Hemp growers already facing a learning curve when it comes to producing the crop this year are confronting a scarier prospect than low yields or a lack of processing facilities: the potential for seizure of their crop on the road.
It’s happened several times already, according to news reports and discussions with those in the business — perhaps most notably in Idaho Jan. 24, when state troopers in Ada County pulled over a truck carrying more than three tons of hemp.
They arrested the driver and seized the hemp. The company shipping the product, Big Sky Scientific of Aurora, Colo., sued to get the product back, but the police are still holding it. The driver, who had been facing a sentence of five years to life for trafficking marijuana, pled down to a misdemeanor for not signing a bill of lading - documentation issued by the carrier to acknowledge the cargo - and will pay a reduced fine of $1,000.
It’s an unintended but perhaps unavoidable consequence of the 2018 farm bill, which ended decades of criminalization of industrial hemp, the low-THC cousin of marijuana, whose high THC levels lend it psychoactive properties. To qualify as industrial hemp, the level of tetrahydrocannabinol cannot exceed 0.3%.
Despite the rising tide of marijuana legalization, many states still criminalize cannabis possession and four states have not legalized hemp production, creating confusion for hemp growers and companies seeking to commercialize the plant, which has myriad uses from medicine to food to fiber. Idaho is one of the states without legal hemp.
“We’re stuck in the middle,” says Collin Mooney, executive director of the Commercial Vehicle Safety Alliance, which advocates for safety standards in the trucking industry. CVSA is in the early stages of starting a task force among interested parties to determine how to deal with hemp shipments.
A major problem for law enforcement is “there really is no good roadside test" for THC levels, says Abigail Potter, manager of safety and occupational health policy for the American Trucking Associations.
“Law enforcement is definitely behind in trying to deal with this,” Potter says. “The average law enforcement officer can’t tell the difference” between hemp and cannabis grown for medical or recreational purposes. ATA advises drivers to “act with extreme caution” and gather all necessary documentation to show that the hemp they are transporting is, indeed, hemp.
Jerry Sharp, a state trooper in Colorado who speaks to other troopers and groups who need education on the issue, says there are similarities between marijuana and hemp, but experience pays off.
In an interview with Agri-Pulse, Sharp said he recently stopped a truck carrying hemp plants that were heading for an outdoor grow. “I very well could have ended up seizing all those plants,” he said, but he knew which farm it was from because he had visited it. After some verification, he sent the truck on its way.
“Technology has to evolve” to where testing equipment is small and mobile enough that law enforcement can quantify THC levels by the side of the road, Sharp says.
Senate Majority Leader Mitch McConnell, the prime mover behind the hemp language in the farm bill, has the same idea. He inserted language in an FY 2020 spending bill directing the Drug Enforcement Administration to work on identifying or developing “on-the-spot field testing technologies and devices to distinguish between hemp and marijuana.”
DEA would have to report back to the appropriations committee every six months until such technology is developed. The House version of the spending bill does not contain similar language.
Another critical step will be the Agriculture Department’s release of an interim final rule implementing the farm bill’s hemp program. Hemp industry proponents are optimistic USDA will address the transportation question, which USDA General Counsel Stephen Vaden already spoke to earlier this year.

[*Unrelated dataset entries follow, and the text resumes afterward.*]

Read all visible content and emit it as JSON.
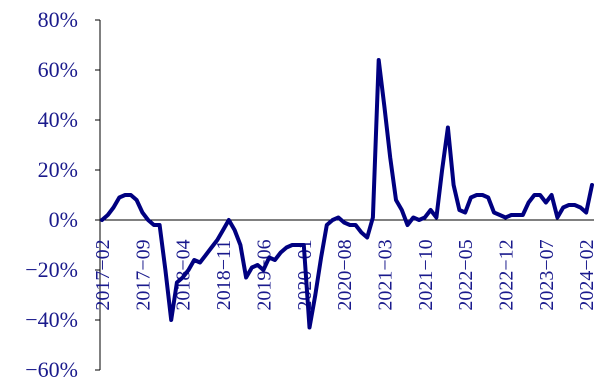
{
  "chart_data": {
    "type": "line",
    "title": "",
    "xlabel": "",
    "ylabel": "",
    "ylim": [
      -60,
      80
    ],
    "y_ticks": [
      -60,
      -40,
      -20,
      0,
      20,
      40,
      60,
      80
    ],
    "y_tick_labels": [
      "−60%",
      "−40%",
      "−20%",
      "0%",
      "20%",
      "40%",
      "60%",
      "80%"
    ],
    "x_tick_labels": [
      "2017−02",
      "2017−09",
      "2018−04",
      "2018−11",
      "2019−06",
      "2020−01",
      "2020−08",
      "2021−03",
      "2021−10",
      "2022−05",
      "2022−12",
      "2023−07",
      "2024−02"
    ],
    "grid": false,
    "legend": "none",
    "series": [
      {
        "color": "#000080",
        "x": [
          "2017-02",
          "2017-03",
          "2017-04",
          "2017-05",
          "2017-06",
          "2017-07",
          "2017-08",
          "2017-09",
          "2017-10",
          "2017-11",
          "2017-12",
          "2018-01",
          "2018-02",
          "2018-03",
          "2018-04",
          "2018-05",
          "2018-06",
          "2018-07",
          "2018-08",
          "2018-09",
          "2018-10",
          "2018-11",
          "2018-12",
          "2019-01",
          "2019-02",
          "2019-03",
          "2019-04",
          "2019-05",
          "2019-06",
          "2019-07",
          "2019-08",
          "2019-09",
          "2019-10",
          "2019-11",
          "2019-12",
          "2020-01",
          "2020-02",
          "2020-03",
          "2020-04",
          "2020-05",
          "2020-06",
          "2020-07",
          "2020-08",
          "2020-09",
          "2020-10",
          "2020-11",
          "2020-12",
          "2021-01",
          "2021-02",
          "2021-03",
          "2021-04",
          "2021-05",
          "2021-06",
          "2021-07",
          "2021-08",
          "2021-09",
          "2021-10",
          "2021-11",
          "2021-12",
          "2022-01",
          "2022-02",
          "2022-03",
          "2022-04",
          "2022-05",
          "2022-06",
          "2022-07",
          "2022-08",
          "2022-09",
          "2022-10",
          "2022-11",
          "2022-12",
          "2023-01",
          "2023-02",
          "2023-03",
          "2023-04",
          "2023-05",
          "2023-06",
          "2023-07",
          "2023-08",
          "2023-09",
          "2023-10",
          "2023-11",
          "2023-12",
          "2024-01",
          "2024-02",
          "2024-03"
        ],
        "values": [
          0,
          2,
          5,
          9,
          10,
          10,
          8,
          3,
          0,
          -2,
          -2,
          -20,
          -40,
          -25,
          -23,
          -20,
          -16,
          -17,
          -14,
          -11,
          -8,
          -4,
          0,
          -4,
          -10,
          -23,
          -19,
          -18,
          -20,
          -15,
          -16,
          -13,
          -11,
          -10,
          -10,
          -10,
          -43,
          -30,
          -15,
          -2,
          0,
          1,
          -1,
          -2,
          -2,
          -5,
          -7,
          1,
          64,
          45,
          25,
          8,
          4,
          -2,
          1,
          0,
          1,
          4,
          1,
          20,
          37,
          14,
          4,
          3,
          9,
          10,
          10,
          9,
          3,
          2,
          1,
          2,
          2,
          2,
          7,
          10,
          10,
          7,
          10,
          1,
          5,
          6,
          6,
          5,
          3,
          14
        ]
      }
    ]
  }
}
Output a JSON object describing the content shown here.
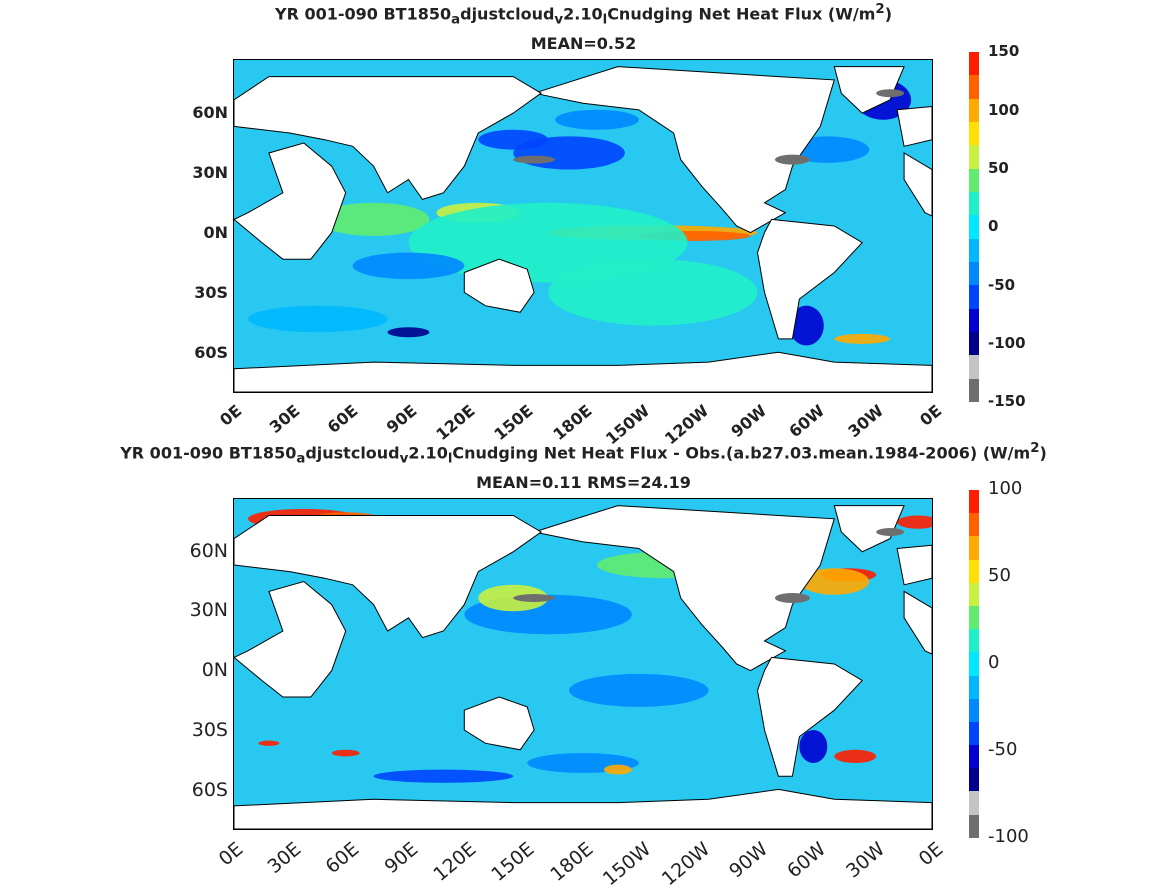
{
  "colors": {
    "scale": [
      "#6e6e6e",
      "#c4c4c4",
      "#00008c",
      "#0000d0",
      "#0044ff",
      "#0088ff",
      "#00b8ff",
      "#00e8ff",
      "#20f0c8",
      "#60ec70",
      "#c8f040",
      "#ffe000",
      "#ffaa00",
      "#ff6000",
      "#ff1e00"
    ],
    "land": "#ffffff",
    "ocean_base": "#28c8f0",
    "ice": "#6e6e6e"
  },
  "chart_data": [
    {
      "type": "heatmap",
      "title": "YR 001-090 BT1850_adjustcloud_v2.10_lCnudging  Net Heat Flux (W/m^2)",
      "subtitle": "MEAN=0.52",
      "x_ticks": [
        "0E",
        "30E",
        "60E",
        "90E",
        "120E",
        "150E",
        "180E",
        "150W",
        "120W",
        "90W",
        "60W",
        "30W",
        "0E"
      ],
      "y_ticks": [
        "60N",
        "30N",
        "0N",
        "30S",
        "60S"
      ],
      "colorbar_ticks": [
        "150",
        "100",
        "50",
        "0",
        "-50",
        "-100",
        "-150"
      ],
      "range": [
        -150,
        150
      ],
      "units": "W/m^2"
    },
    {
      "type": "heatmap",
      "title": "YR 001-090 BT1850_adjustcloud_v2.10_lCnudging  Net Heat Flux - Obs.(a.b27.03.mean.1984-2006) (W/m^2)",
      "subtitle": "MEAN=0.11 RMS=24.19",
      "x_ticks": [
        "0E",
        "30E",
        "60E",
        "90E",
        "120E",
        "150E",
        "180E",
        "150W",
        "120W",
        "90W",
        "60W",
        "30W",
        "0E"
      ],
      "y_ticks": [
        "60N",
        "30N",
        "0N",
        "30S",
        "60S"
      ],
      "colorbar_ticks": [
        "100",
        "50",
        "0",
        "-50",
        "-100"
      ],
      "range": [
        -100,
        100
      ],
      "units": "W/m^2"
    }
  ],
  "text": {
    "t1a": "YR 001-090 BT1850",
    "t1b": "a",
    "t1c": "djustcloud",
    "t1d": "v",
    "t1e": "2.10",
    "t1f": "l",
    "t1g": "Cnudging  Net Heat Flux (W/m",
    "t1h": "2",
    "t1i": ")",
    "s1": "MEAN=0.52",
    "t2a": "YR 001-090 BT1850",
    "t2b": "a",
    "t2c": "djustcloud",
    "t2d": "v",
    "t2e": "2.10",
    "t2f": "l",
    "t2g": "Cnudging  Net Heat Flux - Obs.(a.b27.03.mean.1984-2006) (W/m",
    "t2h": "2",
    "t2i": ")",
    "s2": "MEAN=0.11 RMS=24.19"
  }
}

In an opinion issued in May, Vaden said the farm bill legalized interstate transportation of hemp.
While helpful, Potter said the opinion does not carry the force of law. In the Idaho case, Ada County and the Idaho State Police have argued that only hemp produced in compliance with the yet-to-be issued USDA regulations is legal. Last month, the 9th Circuit Court of Appeals declined to rule on the substance of the farm bill language and sent the case to state court, as requested by Ada County and the ISP.
Big Sky Scientific attorney Elijah Watkins of Stoel Rives in Boise agrees with the need for more technology: “When someone’s pulled over for a DUI, people have the technology to measure the amount of alcohol,” he says. His client is arguing in state court in Idaho that the farm bill is explicit in allowing interstate shipments of hemp.
A USDA spokesperson did not answer directly when asked whether the interim final rule, expected to be issued this fall, would cover transportation, but pointed to the Vaden opinion.
“The forthcoming rule on the cultivation of hemp will address requirements as set forth by the 2018 Farm Bill, which include, but are not limited to, maintaining relevant information regarding land on which hemp is produced, procedures for testing THC levels of hemp, procedures for the effective disposal of plants that are produced in violation of the 2018 Farm Bill, and procedures for conducting annual inspections of hemp producers,” the spokesperson said.
“I’m very hopeful that it’ll get resolved” with issuance of the IFR, said Eric Steenstra, president of Vote Hemp.